Which parts of the Wistia story are interesting, from an external perspective

When you're part of a company and thinking about your field every single day, it's easy to lose sight of which parts of the story are interesting to an outside party. Tiny details might seem like major breakthroughs when they don't have broad appeal. Conversely, little discoveries that seem run-of-the-mill might blow an outsider's mind. There were aspects of our culture, fundraising, and how we work that we were surprised were so interesting to an outsider! While we weren't quite ready to do these stories justice during the PR campaign, we're excited to develop them further.

Working with a PR company helped us figure out what topics appeal to outside publications, and what parts of our story we should focus on in our future marketing outside our existing core audience.
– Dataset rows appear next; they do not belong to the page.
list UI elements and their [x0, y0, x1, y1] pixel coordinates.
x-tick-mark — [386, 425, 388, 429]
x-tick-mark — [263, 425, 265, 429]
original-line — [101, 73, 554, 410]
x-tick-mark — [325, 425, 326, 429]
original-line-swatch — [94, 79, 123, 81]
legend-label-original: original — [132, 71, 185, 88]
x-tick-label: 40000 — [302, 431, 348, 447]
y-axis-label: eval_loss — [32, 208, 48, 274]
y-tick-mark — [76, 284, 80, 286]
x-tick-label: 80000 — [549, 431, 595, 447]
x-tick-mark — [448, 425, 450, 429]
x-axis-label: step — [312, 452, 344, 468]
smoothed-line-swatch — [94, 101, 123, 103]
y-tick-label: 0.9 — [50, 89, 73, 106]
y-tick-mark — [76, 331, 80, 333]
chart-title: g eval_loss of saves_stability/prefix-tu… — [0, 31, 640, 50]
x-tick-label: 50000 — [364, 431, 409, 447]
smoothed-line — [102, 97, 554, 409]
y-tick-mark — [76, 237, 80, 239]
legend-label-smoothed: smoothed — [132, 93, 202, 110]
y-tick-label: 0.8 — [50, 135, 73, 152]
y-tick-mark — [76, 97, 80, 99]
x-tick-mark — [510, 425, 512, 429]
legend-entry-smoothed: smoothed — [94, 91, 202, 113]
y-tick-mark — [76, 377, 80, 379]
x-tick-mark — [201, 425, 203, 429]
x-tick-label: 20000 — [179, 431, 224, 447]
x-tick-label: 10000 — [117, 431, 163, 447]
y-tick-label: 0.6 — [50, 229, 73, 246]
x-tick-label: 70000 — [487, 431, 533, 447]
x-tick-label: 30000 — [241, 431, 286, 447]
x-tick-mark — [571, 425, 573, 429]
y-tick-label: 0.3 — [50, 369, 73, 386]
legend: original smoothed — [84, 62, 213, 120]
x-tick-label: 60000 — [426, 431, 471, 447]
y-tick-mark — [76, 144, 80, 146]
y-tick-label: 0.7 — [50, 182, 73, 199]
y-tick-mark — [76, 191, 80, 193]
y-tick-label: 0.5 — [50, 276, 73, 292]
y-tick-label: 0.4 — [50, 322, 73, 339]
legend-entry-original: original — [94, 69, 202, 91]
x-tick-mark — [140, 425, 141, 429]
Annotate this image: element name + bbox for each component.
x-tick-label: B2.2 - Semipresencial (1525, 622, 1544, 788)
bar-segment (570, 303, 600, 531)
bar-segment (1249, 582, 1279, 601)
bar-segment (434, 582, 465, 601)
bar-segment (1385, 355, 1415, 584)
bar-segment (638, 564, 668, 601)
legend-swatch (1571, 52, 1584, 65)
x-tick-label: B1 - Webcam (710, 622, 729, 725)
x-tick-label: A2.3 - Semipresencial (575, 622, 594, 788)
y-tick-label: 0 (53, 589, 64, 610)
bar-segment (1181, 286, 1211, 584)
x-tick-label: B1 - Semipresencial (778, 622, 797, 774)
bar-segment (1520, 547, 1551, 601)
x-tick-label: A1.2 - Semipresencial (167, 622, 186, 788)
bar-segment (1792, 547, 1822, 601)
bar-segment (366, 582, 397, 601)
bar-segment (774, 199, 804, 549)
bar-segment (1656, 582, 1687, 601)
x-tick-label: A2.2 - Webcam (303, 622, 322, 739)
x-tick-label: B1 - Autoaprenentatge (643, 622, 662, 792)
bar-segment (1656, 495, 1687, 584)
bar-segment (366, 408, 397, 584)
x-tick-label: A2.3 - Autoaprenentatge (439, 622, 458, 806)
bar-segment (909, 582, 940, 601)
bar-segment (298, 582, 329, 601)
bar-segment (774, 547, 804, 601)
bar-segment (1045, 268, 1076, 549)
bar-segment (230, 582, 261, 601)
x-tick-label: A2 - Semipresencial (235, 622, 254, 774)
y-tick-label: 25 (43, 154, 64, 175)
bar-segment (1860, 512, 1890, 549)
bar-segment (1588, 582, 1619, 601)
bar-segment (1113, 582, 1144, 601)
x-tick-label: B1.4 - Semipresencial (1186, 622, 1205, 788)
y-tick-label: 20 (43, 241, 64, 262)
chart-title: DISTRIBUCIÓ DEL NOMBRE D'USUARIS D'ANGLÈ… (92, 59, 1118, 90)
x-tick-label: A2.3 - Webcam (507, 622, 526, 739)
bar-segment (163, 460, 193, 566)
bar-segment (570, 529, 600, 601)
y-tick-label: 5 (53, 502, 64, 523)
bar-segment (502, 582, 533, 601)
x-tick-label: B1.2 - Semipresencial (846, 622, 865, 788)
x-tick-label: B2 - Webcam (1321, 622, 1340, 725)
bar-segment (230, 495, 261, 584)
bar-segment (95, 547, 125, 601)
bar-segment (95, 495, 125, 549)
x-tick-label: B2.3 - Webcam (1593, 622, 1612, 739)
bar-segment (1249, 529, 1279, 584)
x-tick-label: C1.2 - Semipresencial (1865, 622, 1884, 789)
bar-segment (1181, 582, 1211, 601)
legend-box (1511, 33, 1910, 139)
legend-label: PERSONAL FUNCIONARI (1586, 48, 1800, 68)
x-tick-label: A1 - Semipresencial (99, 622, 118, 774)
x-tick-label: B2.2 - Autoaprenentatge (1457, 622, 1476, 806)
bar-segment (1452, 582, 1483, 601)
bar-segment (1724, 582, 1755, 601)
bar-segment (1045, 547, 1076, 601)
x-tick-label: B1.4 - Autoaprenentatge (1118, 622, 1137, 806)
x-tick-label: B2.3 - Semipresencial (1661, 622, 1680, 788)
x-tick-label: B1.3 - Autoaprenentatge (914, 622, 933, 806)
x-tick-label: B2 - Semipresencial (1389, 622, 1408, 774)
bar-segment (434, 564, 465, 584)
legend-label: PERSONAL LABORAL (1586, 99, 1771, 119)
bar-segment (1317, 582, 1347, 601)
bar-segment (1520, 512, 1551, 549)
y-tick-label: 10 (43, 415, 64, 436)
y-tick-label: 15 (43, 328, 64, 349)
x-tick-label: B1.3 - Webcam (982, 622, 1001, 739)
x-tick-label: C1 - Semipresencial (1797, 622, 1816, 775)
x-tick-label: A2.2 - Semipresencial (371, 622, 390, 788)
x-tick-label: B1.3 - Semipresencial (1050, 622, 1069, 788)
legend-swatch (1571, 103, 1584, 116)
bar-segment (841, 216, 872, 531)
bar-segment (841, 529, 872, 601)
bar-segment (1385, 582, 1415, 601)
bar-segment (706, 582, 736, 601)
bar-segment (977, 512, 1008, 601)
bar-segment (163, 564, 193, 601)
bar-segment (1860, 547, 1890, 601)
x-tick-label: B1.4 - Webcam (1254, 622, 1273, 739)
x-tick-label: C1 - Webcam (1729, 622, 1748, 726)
For example, they were really eager to hear data-related stories, and we weren't ready to provide the necessary data.

We were also able to hone in on what types of publications to target with what kinds of stories. Marketing publications are interested in a very different angle than entrepreneurial publications or technology publications, for example, and different editors at one publication may be interested in different sides of one story. It seems obvious writing it down, but it was certainly helpful to be reminded.

Deadlines can be a blessing

While we pride ourselves on valuing quality over deadlines during our day-to-day work at Wistia, it was, admittedly, somewhat helpful to work on someone else's timeline and feel truly obligated to complete things on their schedule. It was a good reminder of which things we might spend a bit too much time dwelling on, and what really matters.
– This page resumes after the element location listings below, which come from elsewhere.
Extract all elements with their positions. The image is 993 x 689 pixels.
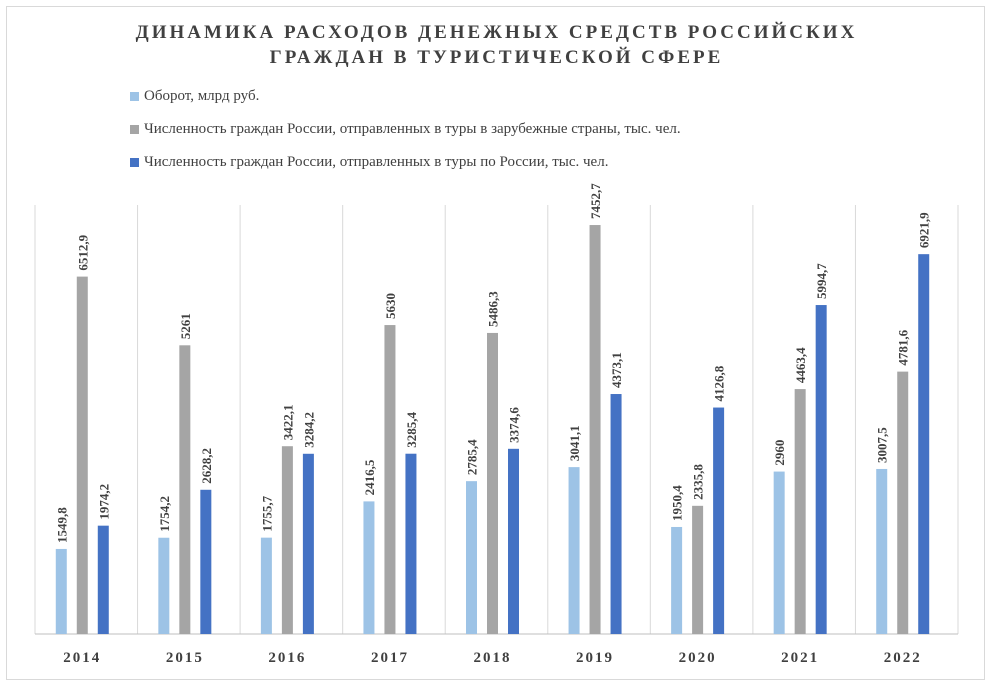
x-tick-label: 2019 — [576, 650, 614, 666]
chart-title-line-1: ДИНАМИКА РАСХОДОВ ДЕНЕЖНЫХ СРЕДСТВ РОССИ… — [135, 22, 858, 43]
bar-0-2018 — [466, 481, 477, 634]
data-label: 1754,2 — [157, 496, 172, 532]
chart-title-line-2: ГРАЖДАН В ТУРИСТИЧЕСКОЙ СФЕРЕ — [269, 47, 724, 68]
data-label: 7452,7 — [588, 183, 603, 219]
data-label: 4126,8 — [712, 365, 727, 401]
data-label: 2335,8 — [691, 464, 706, 500]
data-label: 2416,5 — [362, 459, 377, 495]
data-label: 5994,7 — [814, 263, 829, 299]
bar-1-2014 — [76, 276, 88, 634]
bar-0-2014 — [55, 548, 67, 634]
legend-swatch-domestic — [130, 158, 139, 167]
data-label: 1549,8 — [54, 507, 69, 543]
data-label: 3285,4 — [404, 411, 419, 447]
data-label: 5630 — [383, 293, 398, 319]
data-label: 3374,6 — [507, 407, 522, 443]
x-tick-label: 2022 — [884, 650, 922, 666]
bar-0-2019 — [568, 467, 580, 634]
bar-0-2020 — [671, 526, 683, 634]
bar-0-2021 — [773, 471, 785, 634]
bar-1-2015 — [179, 345, 191, 634]
data-label: 4373,1 — [609, 352, 624, 388]
bar-2-2020 — [713, 407, 725, 634]
data-label: 1974,2 — [96, 484, 111, 520]
bar-0-2016 — [260, 537, 272, 634]
x-tick-label: 2020 — [679, 650, 717, 666]
legend-label-turnover: Оборот, млрд руб. — [144, 88, 260, 104]
x-tick-label: 2021 — [781, 650, 819, 666]
legend-swatch-abroad — [130, 125, 139, 134]
x-tick-label: 2014 — [63, 650, 101, 666]
x-tick-label: 2015 — [166, 650, 204, 666]
data-label: 3284,2 — [301, 412, 316, 448]
data-label: 4781,6 — [896, 329, 911, 365]
bar-1-2017 — [384, 325, 396, 634]
bar-0-2017 — [363, 501, 375, 634]
legend-label-abroad: Численность граждан России, отправленных… — [144, 121, 681, 137]
data-label: 6512,9 — [75, 234, 90, 270]
bar-2-2018 — [508, 448, 519, 634]
legend: Оборот, млрд руб. Численность граждан Ро… — [130, 80, 681, 179]
data-label: 2628,2 — [199, 448, 214, 484]
data-label: 1755,7 — [259, 495, 274, 531]
bar-1-2020 — [692, 505, 704, 634]
bar-2-2022 — [918, 254, 930, 634]
bar-1-2021 — [794, 389, 806, 634]
data-label: 6921,9 — [917, 212, 932, 248]
data-label: 1950,4 — [670, 485, 685, 521]
bar-1-2019 — [589, 225, 601, 634]
bar-2-2021 — [815, 305, 827, 634]
bar-1-2016 — [281, 446, 293, 634]
data-label: 2785,4 — [465, 439, 480, 475]
data-label: 3041,1 — [567, 425, 582, 461]
legend-swatch-turnover — [130, 92, 139, 101]
bar-2-2017 — [405, 453, 417, 634]
data-label: 3007,5 — [875, 427, 890, 463]
legend-item-turnover: Оборот, млрд руб. — [130, 80, 681, 113]
bar-2-2014 — [97, 525, 109, 634]
legend-item-domestic: Численность граждан России, отправленных… — [130, 146, 681, 179]
chart-title: ДИНАМИКА РАСХОДОВ ДЕНЕЖНЫХ СРЕДСТВ РОССИ… — [0, 20, 993, 70]
x-tick-label: 2017 — [371, 650, 409, 666]
data-label: 5486,3 — [486, 291, 501, 327]
bar-0-2022 — [876, 468, 888, 634]
legend-item-abroad: Численность граждан России, отправленных… — [130, 113, 681, 146]
data-label: 5261 — [178, 313, 193, 339]
data-label: 2960 — [772, 440, 787, 466]
bar-0-2015 — [158, 537, 170, 634]
bar-2-2016 — [302, 453, 314, 634]
bar-2-2019 — [610, 394, 622, 634]
bar-2-2015 — [200, 489, 212, 634]
legend-label-domestic: Численность граждан России, отправленных… — [144, 154, 609, 170]
data-label: 4463,4 — [793, 347, 808, 383]
x-tick-label: 2018 — [474, 650, 512, 666]
bar-1-2022 — [897, 371, 909, 634]
bar-1-2018 — [487, 332, 498, 634]
data-label: 3422,1 — [280, 404, 295, 440]
x-tick-label: 2016 — [268, 650, 306, 666]
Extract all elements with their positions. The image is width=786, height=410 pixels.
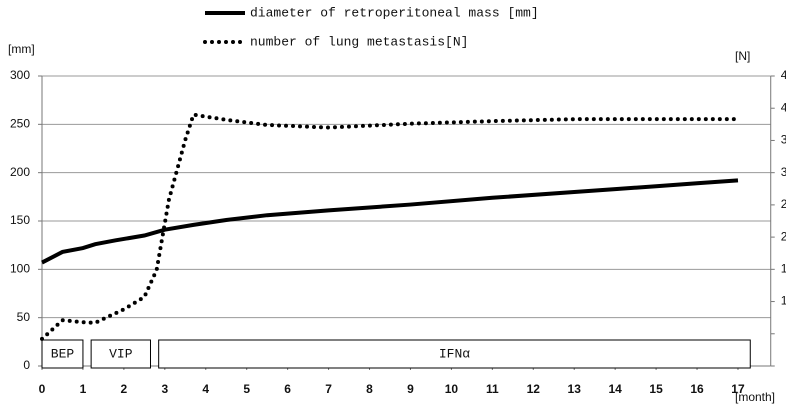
x-tick-label: 7 (325, 382, 332, 396)
x-axis-label: [month] (735, 390, 775, 404)
x-tick-label: 1 (80, 382, 87, 396)
x-tick-label: 17 (731, 382, 745, 396)
y2-tick-label: 150 (781, 262, 786, 276)
y-axis-label: [mm] (8, 42, 35, 56)
y2-tick-label: 300 (781, 165, 786, 179)
legend-label: diameter of retroperitoneal mass [mm] (250, 5, 539, 20)
y-tick-label: 50 (17, 310, 31, 324)
x-tick-label: 9 (407, 382, 414, 396)
x-tick-label: 14 (608, 382, 622, 396)
y2-tick-label: 350 (781, 133, 786, 147)
x-tick-label: 16 (690, 382, 704, 396)
phase-label: VIP (109, 346, 133, 361)
x-tick-label: 12 (527, 382, 541, 396)
phase-box (90, 339, 151, 369)
y-tick-label: 300 (10, 68, 30, 82)
y2-tick-label: 100 (781, 294, 786, 308)
phase-box (41, 339, 84, 369)
y-tick-label: 200 (10, 165, 30, 179)
phase-box (158, 339, 751, 369)
x-tick-label: 3 (161, 382, 168, 396)
x-tick-label: 13 (568, 382, 582, 396)
series-line (41, 178, 739, 265)
x-tick-label: 4 (202, 382, 209, 396)
x-tick-label: 2 (121, 382, 128, 396)
y2-tick-label: 200 (781, 229, 786, 243)
series-line (40, 112, 740, 341)
y2-tick-label: 250 (781, 197, 786, 211)
y-tick-label: 0 (23, 358, 30, 372)
phase-label: IFNα (439, 346, 470, 361)
x-tick-label: 6 (284, 382, 291, 396)
x-tick-label: 8 (366, 382, 373, 396)
legend-label: number of lung metastasis[N] (250, 34, 468, 49)
x-tick-label: 10 (445, 382, 459, 396)
x-tick-label: 11 (486, 382, 499, 396)
x-tick-label: 15 (649, 382, 663, 396)
y2-axis-label: [N] (735, 49, 750, 63)
y-tick-label: 150 (10, 213, 30, 227)
x-tick-label: 0 (39, 382, 46, 396)
x-tick-label: 5 (243, 382, 250, 396)
y2-tick-label: 400 (781, 100, 786, 114)
y-tick-label: 250 (10, 117, 30, 131)
y-tick-label: 100 (10, 262, 30, 276)
phase-label: BEP (51, 346, 75, 361)
y2-tick-label: 450 (781, 68, 786, 82)
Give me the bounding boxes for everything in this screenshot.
Whether it's a PR company or somebody else, it's pretty useful to get out of your bubble and work with someone new who can offer both feedback and accountability.
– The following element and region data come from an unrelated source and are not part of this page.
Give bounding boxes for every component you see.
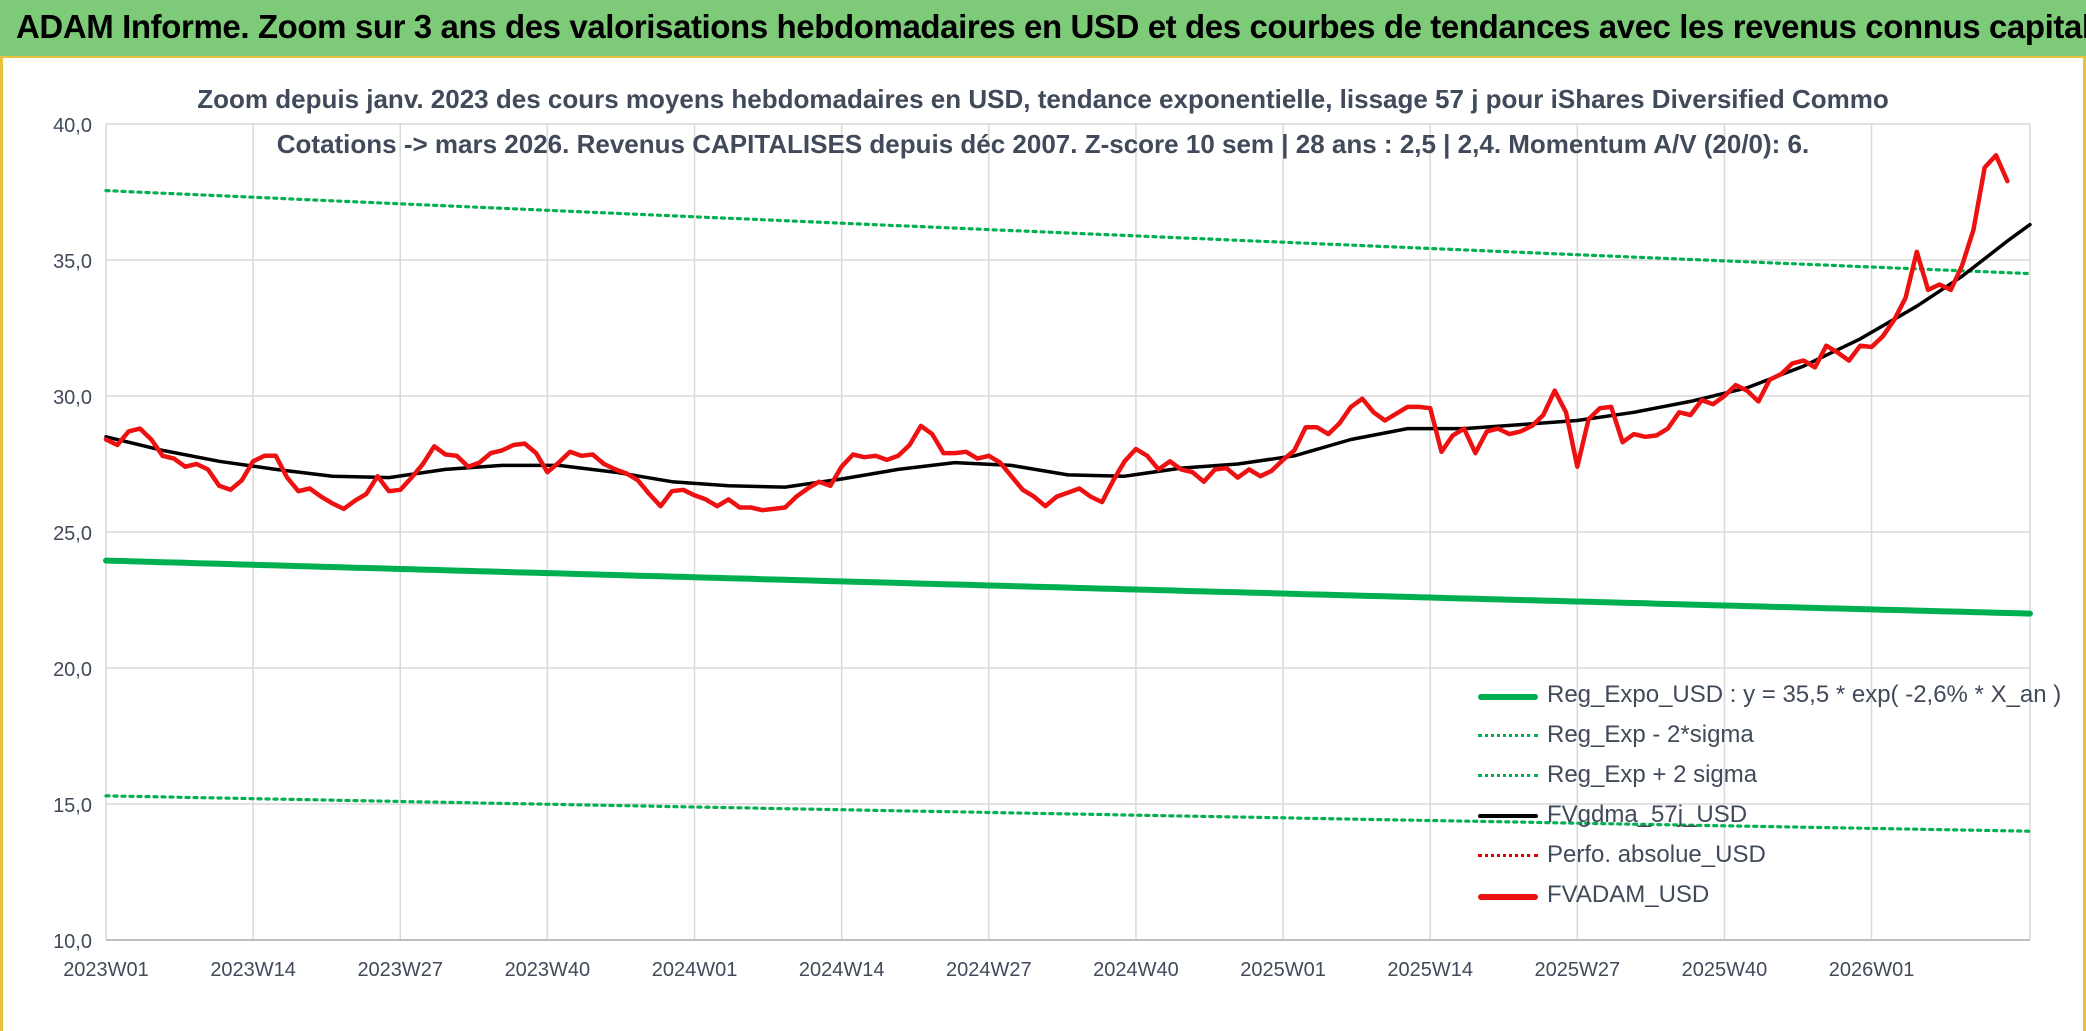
series-reg-minus-2sigma [104, 794, 2032, 833]
legend-label: Perfo. absolue_USD [1547, 841, 1766, 868]
x-tick-label: 2024W27 [946, 959, 1032, 981]
y-tick-label: 10,0 [53, 931, 92, 953]
x-tick-label: 2023W27 [357, 959, 443, 981]
y-tick-label: 35,0 [53, 251, 92, 273]
legend-swatch [1478, 734, 1538, 737]
chart-frame [0, 58, 2086, 1031]
legend-swatch [1478, 814, 1538, 818]
report-banner: ADAM Informe. Zoom sur 3 ans des valoris… [0, 0, 2086, 58]
legend-swatch [1478, 774, 1538, 777]
legend-label: FVgdma_57j_USD [1547, 801, 1748, 828]
legend-label: Reg_Expo_USD : y = 35,5 * exp( -2,6% * X… [1547, 681, 2062, 708]
series-fvgdma-57j [104, 222, 2032, 489]
chart-title-line-1: Zoom depuis janv. 2023 des cours moyens … [197, 84, 1889, 114]
y-tick-label: 40,0 [53, 115, 92, 137]
legend-label: FVADAM_USD [1547, 881, 1710, 908]
x-tick-label: 2024W40 [1093, 959, 1179, 981]
legend-swatch [1478, 894, 1538, 900]
legend-label: Reg_Exp + 2 sigma [1547, 761, 1758, 788]
legend-swatch [1478, 694, 1538, 700]
x-tick-label: 2023W14 [210, 959, 296, 981]
series-reg-plus-2sigma [104, 189, 2032, 276]
report-title: ADAM Informe. Zoom sur 3 ans des valoris… [16, 8, 2086, 45]
x-tick-label: 2023W40 [505, 959, 591, 981]
x-tick-label: 2025W40 [1682, 959, 1768, 981]
y-tick-label: 30,0 [53, 387, 92, 409]
legend-label: Reg_Exp - 2*sigma [1547, 721, 1754, 748]
series-reg-expo [103, 557, 2033, 617]
x-tick-label: 2025W14 [1387, 959, 1473, 981]
x-tick-label: 2025W27 [1534, 959, 1620, 981]
x-tick-label: 2023W01 [63, 959, 149, 981]
legend-swatch [1478, 854, 1538, 857]
x-tick-label: 2024W14 [799, 959, 885, 981]
y-tick-label: 15,0 [53, 795, 92, 817]
x-tick-label: 2025W01 [1240, 959, 1326, 981]
x-tick-label: 2026W01 [1829, 959, 1915, 981]
y-tick-label: 25,0 [53, 523, 92, 545]
y-tick-label: 20,0 [53, 659, 92, 681]
x-tick-label: 2024W01 [652, 959, 738, 981]
series-fvadam [103, 153, 2010, 513]
chart-title-line-2: Cotations -> mars 2026. Revenus CAPITALI… [276, 129, 1810, 159]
How we could have been a better client

There are a bunch of questions we wished we'd asked ourselves and things we wished we'd prepared before setting off on our PR voyage! Here are a few questions worth considering before you begin working with a firm:

  • Does someone on your team have the bandwidth to work as the PR point person? Even if you're working with an outside firm, there needs to be someone within your company who can respond quickly to opportunities and wrangle the appropriate people when necessary.
  • Have you set specific and measurable goals for working with a PR team? Even if it's hard to measure things like brand awareness or brand feel, you should have some idea of how many publications you're looking to appear in, the nature of that coverage, how much it gets shared, and other benchmarks. Are there specific audiences or publications you're trying to reach? A PR firm can help you get there and give you feedback, but it's going to be a lot harder if you don't know what you want.
  • Can your team create a queue of newsworthy articles? If you're going for a byline approach, don't wait until the campaign kicks off to do some concepting, outlining, and drafting. We would have benefitted a lot from having some articles ready to shop around with various editors.
  • Do you have up-to-date data at the ready? We were kicking ourselves a bit for not having interesting data sets ready to share, since that was information that a lot of publications were thirsty for.
  • What are you looking for help with? You're hiring an outside firm because you trust them and value their expertise and experience. It will help everyone focus if you talk internally beforehand about which parts of your story you're willing (and eager) to hear feedback on.
  • Does this PR campaign align with your other marketing efforts? Our PR efforts ended up being fairly disparate from the marketing we were targeting to our existing audience. During the time we were working with the PR company, we published high-effort pieces like our audio guide and GoPro week, but didn't end up integrating them with PR.


If I had to summarize the main things we learned into a couple higher-level points, they'd probably fit under the categories of clarity, communication, and front-loading. I wish we had had more internal clarity around who owned what aspects of PR, that we'd been prepared to communicate more quickly and clearly with the firm, and that we'd prepared more content ahead of the campaign.

Has your company worked on a PR campaign? Do you handle PR in-house, or use an outside firm? How do you prepare for a PR campaign?